SOUTH African Airways’ (SAA’s) battle to recover millions of rand from former CE Khaya Ngqula received a boost yesterday when his appeal was struck off the roll by the Supreme Court of Appeal.

However, the judgment also gave a lifeline to Mr Ngqula’s argument that SAA was precluded from recovering the money because it brought its claims too late. The judgment said this was not an issue that was necessary for the appeal court to decide.

SAA issued two summonses against Mr Ngqula in 2010. In one, the airline claimed payment of more than R26.4m for alleged breaches of Mr Ngqula’s fiduciary duties. In the other, it demanded $3,4m relating to a sponsorship agreement with Argentinian golfer Angel Cabrera, which SAA said Mr Ngqula was not authorised to spend.

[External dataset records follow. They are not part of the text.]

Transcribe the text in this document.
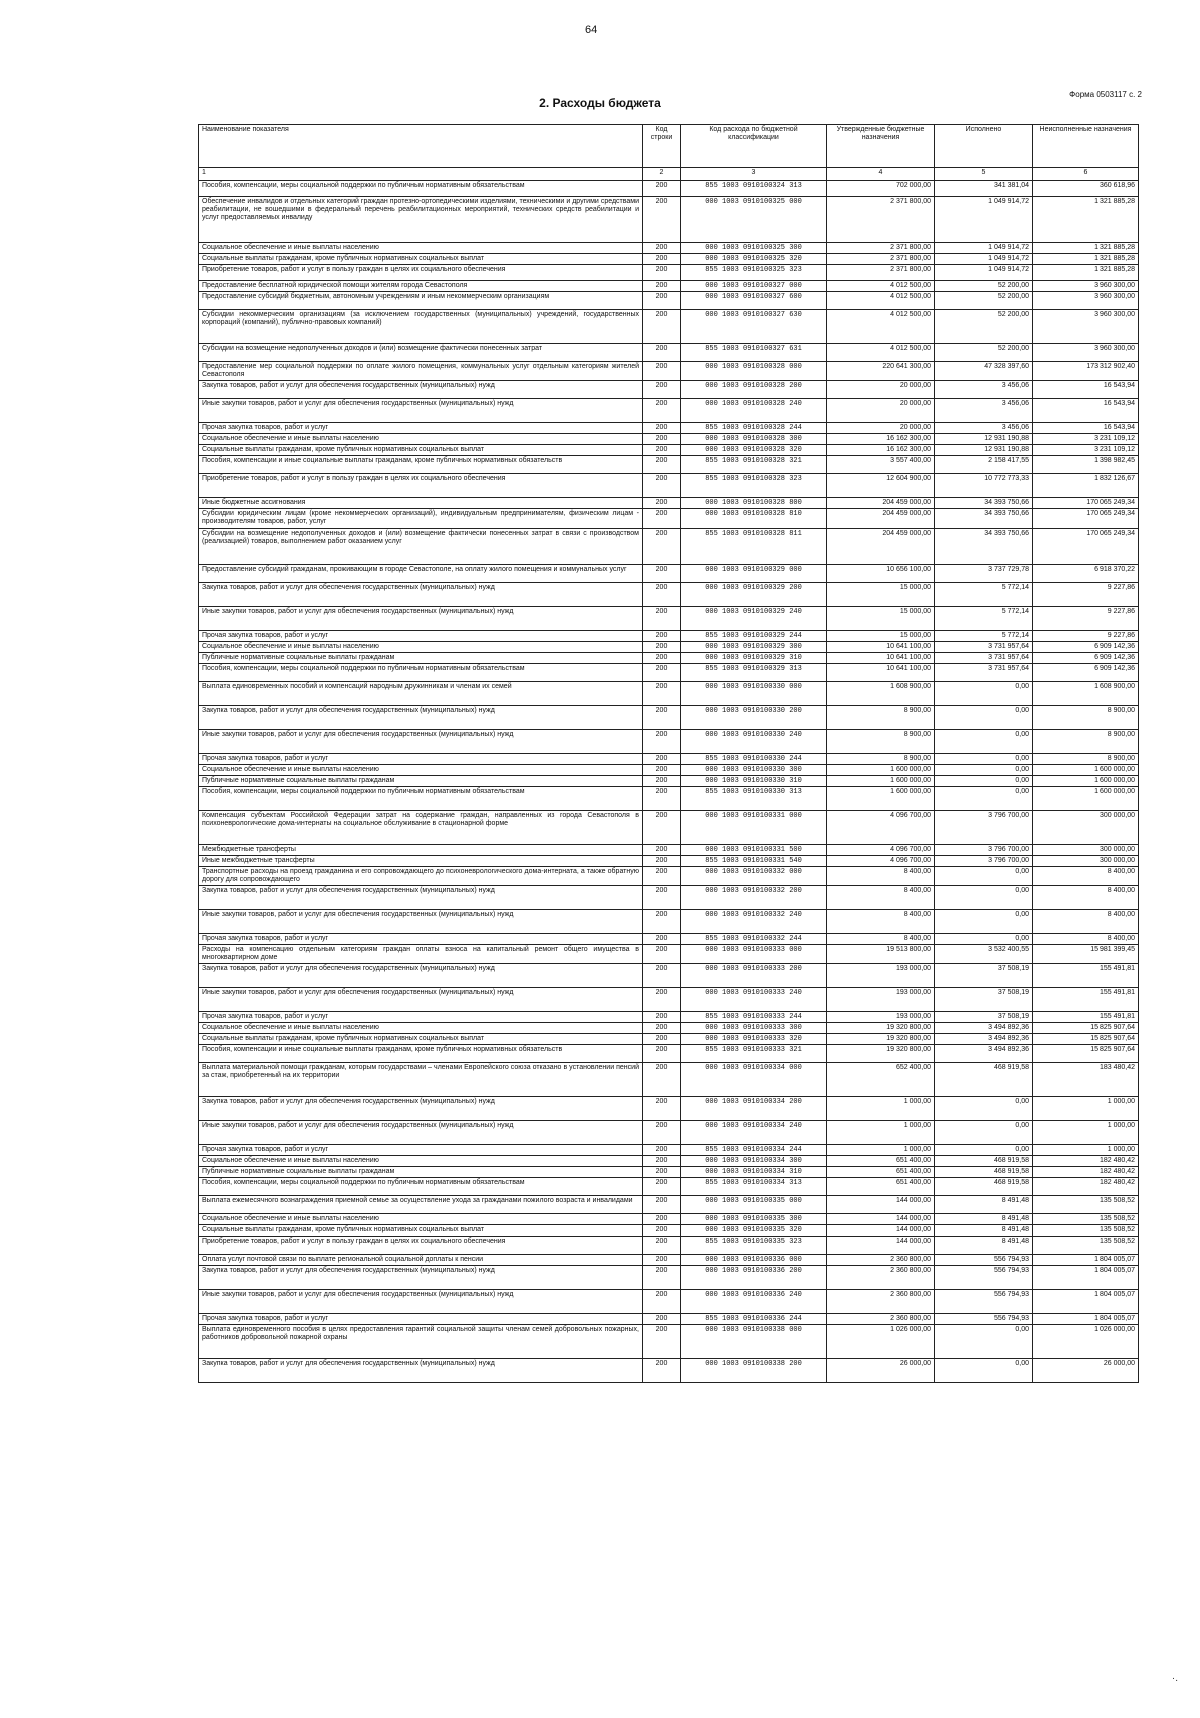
64
Форма 0503117 с. 2
2. Расходы бюджета
Наименование показателя	Код строки	Код расхода по бюджетной классификации	Утвержденные бюджетные назначения	Исполнено	Неисполненные назначения
1	2	3	4	5	6
Пособия, компенсации, меры социальной поддержки по публичным нормативным обязательствам	200	855 1003 0910100324 313	702 000,00	341 381,04	360 618,96
Обеспечение инвалидов и отдельных категорий граждан протезно-ортопедическими изделиями, техническими и другими средствами реабилитации, не вошедшими в федеральный перечень реабилитационных мероприятий, технических средств реабилитации и услуг предоставляемых инвалиду	200	000 1003 0910100325 000	2 371 800,00	1 049 914,72	1 321 885,28
Социальное обеспечение и иные выплаты населению	200	000 1003 0910100325 300	2 371 800,00	1 049 914,72	1 321 885,28
Социальные выплаты гражданам, кроме публичных нормативных социальных выплат	200	000 1003 0910100325 320	2 371 800,00	1 049 914,72	1 321 885,28
Приобретение товаров, работ и услуг в пользу граждан в целях их социального обеспечения	200	855 1003 0910100325 323	2 371 800,00	1 049 914,72	1 321 885,28
Предоставление бесплатной юридической помощи жителям города Севастополя	200	000 1003 0910100327 000	4 012 500,00	52 200,00	3 960 300,00
Предоставление субсидий бюджетным, автономным учреждениям и иным некоммерческим организациям	200	000 1003 0910100327 600	4 012 500,00	52 200,00	3 960 300,00
Субсидии некоммерческим организациям (за исключением государственных (муниципальных) учреждений, государственных корпораций (компаний), публично-правовых компаний)	200	000 1003 0910100327 630	4 012 500,00	52 200,00	3 960 300,00
Субсидии на возмещение недополученных доходов и (или) возмещение фактически понесенных затрат	200	855 1003 0910100327 631	4 012 500,00	52 200,00	3 960 300,00
Предоставление мер социальной поддержки по оплате жилого помещения, коммунальных услуг отдельным категориям жителей Севастополя	200	000 1003 0910100328 000	220 641 300,00	47 328 397,60	173 312 902,40
Закупка товаров, работ и услуг для обеспечения государственных (муниципальных) нужд	200	000 1003 0910100328 200	20 000,00	3 456,06	16 543,94
Иные закупки товаров, работ и услуг для обеспечения государственных (муниципальных) нужд	200	000 1003 0910100328 240	20 000,00	3 456,06	16 543,94
Прочая закупка товаров, работ и услуг	200	855 1003 0910100328 244	20 000,00	3 456,06	16 543,94
Социальное обеспечение и иные выплаты населению	200	000 1003 0910100328 300	16 162 300,00	12 931 190,88	3 231 109,12
Социальные выплаты гражданам, кроме публичных нормативных социальных выплат	200	000 1003 0910100328 320	16 162 300,00	12 931 190,88	3 231 109,12
Пособия, компенсации и иные социальные выплаты гражданам, кроме публичных нормативных обязательств	200	855 1003 0910100328 321	3 557 400,00	2 158 417,55	1 398 982,45
Приобретение товаров, работ и услуг в пользу граждан в целях их социального обеспечения	200	855 1003 0910100328 323	12 604 900,00	10 772 773,33	1 832 126,67
Иные бюджетные ассигнования	200	000 1003 0910100328 800	204 459 000,00	34 393 750,66	170 065 249,34
Субсидии юридическим лицам (кроме некоммерческих организаций), индивидуальным предпринимателям, физическим лицам - производителям товаров, работ, услуг	200	000 1003 0910100328 810	204 459 000,00	34 393 750,66	170 065 249,34
Субсидии на возмещение недополученных доходов и (или) возмещение фактически понесенных затрат в связи с производством (реализацией) товаров, выполнением работ оказанием услуг	200	855 1003 0910100328 811	204 459 000,00	34 393 750,66	170 065 249,34
Предоставление субсидий гражданам, проживающим в городе Севастополе, на оплату жилого помещения и коммунальных услуг	200	000 1003 0910100329 000	10 656 100,00	3 737 729,78	6 918 370,22
Закупка товаров, работ и услуг для обеспечения государственных (муниципальных) нужд	200	000 1003 0910100329 200	15 000,00	5 772,14	9 227,86
Иные закупки товаров, работ и услуг для обеспечения государственных (муниципальных) нужд	200	000 1003 0910100329 240	15 000,00	5 772,14	9 227,86
Прочая закупка товаров, работ и услуг	200	855 1003 0910100329 244	15 000,00	5 772,14	9 227,86
Социальное обеспечение и иные выплаты населению	200	000 1003 0910100329 300	10 641 100,00	3 731 957,64	6 909 142,36
Публичные нормативные социальные выплаты гражданам	200	000 1003 0910100329 310	10 641 100,00	3 731 957,64	6 909 142,36
Пособия, компенсации, меры социальной поддержки по публичным нормативным обязательствам	200	855 1003 0910100329 313	10 641 100,00	3 731 957,64	6 909 142,36
Выплата единовременных пособий и компенсаций народным дружинникам и членам их семей	200	000 1003 0910100330 000	1 608 900,00	0,00	1 608 900,00
Закупка товаров, работ и услуг для обеспечения государственных (муниципальных) нужд	200	000 1003 0910100330 200	8 900,00	0,00	8 900,00
Иные закупки товаров, работ и услуг для обеспечения государственных (муниципальных) нужд	200	000 1003 0910100330 240	8 900,00	0,00	8 900,00
Прочая закупка товаров, работ и услуг	200	855 1003 0910100330 244	8 900,00	0,00	8 900,00
Социальное обеспечение и иные выплаты населению	200	000 1003 0910100330 300	1 600 000,00	0,00	1 600 000,00
Публичные нормативные социальные выплаты гражданам	200	000 1003 0910100330 310	1 600 000,00	0,00	1 600 000,00
Пособия, компенсации, меры социальной поддержки по публичным нормативным обязательствам	200	855 1003 0910100330 313	1 600 000,00	0,00	1 600 000,00
Компенсация субъектам Российской Федерации затрат на содержание граждан, направленных из города Севастополя в психоневрологические дома-интернаты на социальное обслуживание в стационарной форме	200	000 1003 0910100331 000	4 096 700,00	3 796 700,00	300 000,00
Межбюджетные трансферты	200	000 1003 0910100331 500	4 096 700,00	3 796 700,00	300 000,00
Иные межбюджетные трансферты	200	855 1003 0910100331 540	4 096 700,00	3 796 700,00	300 000,00
Транспортные расходы на проезд гражданина и его сопровождающего до психоневрологического дома-интерната, а также обратную дорогу для сопровождающего	200	000 1003 0910100332 000	8 400,00	0,00	8 400,00
Закупка товаров, работ и услуг для обеспечения государственных (муниципальных) нужд	200	000 1003 0910100332 200	8 400,00	0,00	8 400,00
Иные закупки товаров, работ и услуг для обеспечения государственных (муниципальных) нужд	200	000 1003 0910100332 240	8 400,00	0,00	8 400,00
Прочая закупка товаров, работ и услуг	200	855 1003 0910100332 244	8 400,00	0,00	8 400,00
Расходы на компенсацию отдельным категориям граждан оплаты взноса на капитальный ремонт общего имущества в многоквартирном доме	200	000 1003 0910100333 000	19 513 800,00	3 532 400,55	15 981 399,45
Закупка товаров, работ и услуг для обеспечения государственных (муниципальных) нужд	200	000 1003 0910100333 200	193 000,00	37 508,19	155 491,81
Иные закупки товаров, работ и услуг для обеспечения государственных (муниципальных) нужд	200	000 1003 0910100333 240	193 000,00	37 508,19	155 491,81
Прочая закупка товаров, работ и услуг	200	855 1003 0910100333 244	193 000,00	37 508,19	155 491,81
Социальное обеспечение и иные выплаты населению	200	000 1003 0910100333 300	19 320 800,00	3 494 892,36	15 825 907,64
Социальные выплаты гражданам, кроме публичных нормативных социальных выплат	200	000 1003 0910100333 320	19 320 800,00	3 494 892,36	15 825 907,64
Пособия, компенсации и иные социальные выплаты гражданам, кроме публичных нормативных обязательств	200	855 1003 0910100333 321	19 320 800,00	3 494 892,36	15 825 907,64
Выплата материальной помощи гражданам, которым государствами – членами Европейского союза отказано в установлении пенсий за стаж, приобретенный на их территории	200	000 1003 0910100334 000	652 400,00	468 919,58	183 480,42
Закупка товаров, работ и услуг для обеспечения государственных (муниципальных) нужд	200	000 1003 0910100334 200	1 000,00	0,00	1 000,00
Иные закупки товаров, работ и услуг для обеспечения государственных (муниципальных) нужд	200	000 1003 0910100334 240	1 000,00	0,00	1 000,00
Прочая закупка товаров, работ и услуг	200	855 1003 0910100334 244	1 000,00	0,00	1 000,00
Социальное обеспечение и иные выплаты населению	200	000 1003 0910100334 300	651 400,00	468 919,58	182 480,42
Публичные нормативные социальные выплаты гражданам	200	000 1003 0910100334 310	651 400,00	468 919,58	182 480,42
Пособия, компенсации, меры социальной поддержки по публичным нормативным обязательствам	200	855 1003 0910100334 313	651 400,00	468 919,58	182 480,42
Выплата ежемесячного вознаграждения приемной семье за осуществление ухода за гражданами пожилого возраста и инвалидами	200	000 1003 0910100335 000	144 000,00	8 491,48	135 508,52
Социальное обеспечение и иные выплаты населению	200	000 1003 0910100335 300	144 000,00	8 491,48	135 508,52
Социальные выплаты гражданам, кроме публичных нормативных социальных выплат	200	000 1003 0910100335 320	144 000,00	8 491,48	135 508,52
Приобретение товаров, работ и услуг в пользу граждан в целях их социального обеспечения	200	855 1003 0910100335 323	144 000,00	8 491,48	135 508,52
Оплата услуг почтовой связи по выплате региональной социальной доплаты к пенсии	200	000 1003 0910100336 000	2 360 800,00	556 794,93	1 804 005,07
Закупка товаров, работ и услуг для обеспечения государственных (муниципальных) нужд	200	000 1003 0910100336 200	2 360 800,00	556 794,93	1 804 005,07
Иные закупки товаров, работ и услуг для обеспечения государственных (муниципальных) нужд	200	000 1003 0910100336 240	2 360 800,00	556 794,93	1 804 005,07
Прочая закупка товаров, работ и услуг	200	855 1003 0910100336 244	2 360 800,00	556 794,93	1 804 005,07
Выплата единовременного пособия в целях предоставления гарантий социальной защиты членам семей добровольных пожарных, работников добровольной пожарной охраны	200	000 1003 0910100338 000	1 026 000,00	0,00	1 026 000,00
Закупка товаров, работ и услуг для обеспечения государственных (муниципальных) нужд	200	000 1003 0910100338 200	26 000,00	0,00	26 000,00
·.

SAA’s summons, issued from the South Gauteng high court in Johannesburg, came soon before the claims would have become prescribed — the first summons was a matter of a few months and the second, less than a week. The Prescription Act says if claims like SAA’s are not made within three years of the debt arising, they fall away.

Mr Ngqula objected to the jurisdiction of the South Gauteng High Court, saying in terms of his employment contract, only the North Gauteng High Court in Pretoria could hear SAA’s claims.

The Supreme Court of Appeal said this was a "purely dilatory and tactical" move on Mr Ngqula’s part because he was hoping that, by making SAA start all over again at the Pretoria court, he would then be able to rely on prescription to get the claims thrown out.

But before Mr Ngqula’s objections were heard by the Johannesburg court, SAA applied for the cases to be "removed" or transferred to Pretoria. The application was granted by the Johannesburg court and it ordered the transfer.

Mr Ngqula then appealed to the Supreme Court of Appeal. But in yesterday’s judgment, Judge Jonathan Heher said the order was not appealable.

Judge Heher said Mr Ngqula used the appeal "in an attempt to avoid a determination of the merits" and said that the high court’s order was a "procedural mechanism incidental and preparatory to" the main dispute.

"I conclude that a removal … has none of the characteristics of an appealable order," he said.

But he added that it was not necessary for the appeal court to decide whether the "transfer may be properly treated as if it were the commencement of a fresh action".

This means it is still open to Mr Ngqula to argue, when the claims are heard by the North Gauteng High Court, that they are fresh claims and have therefore prescribed.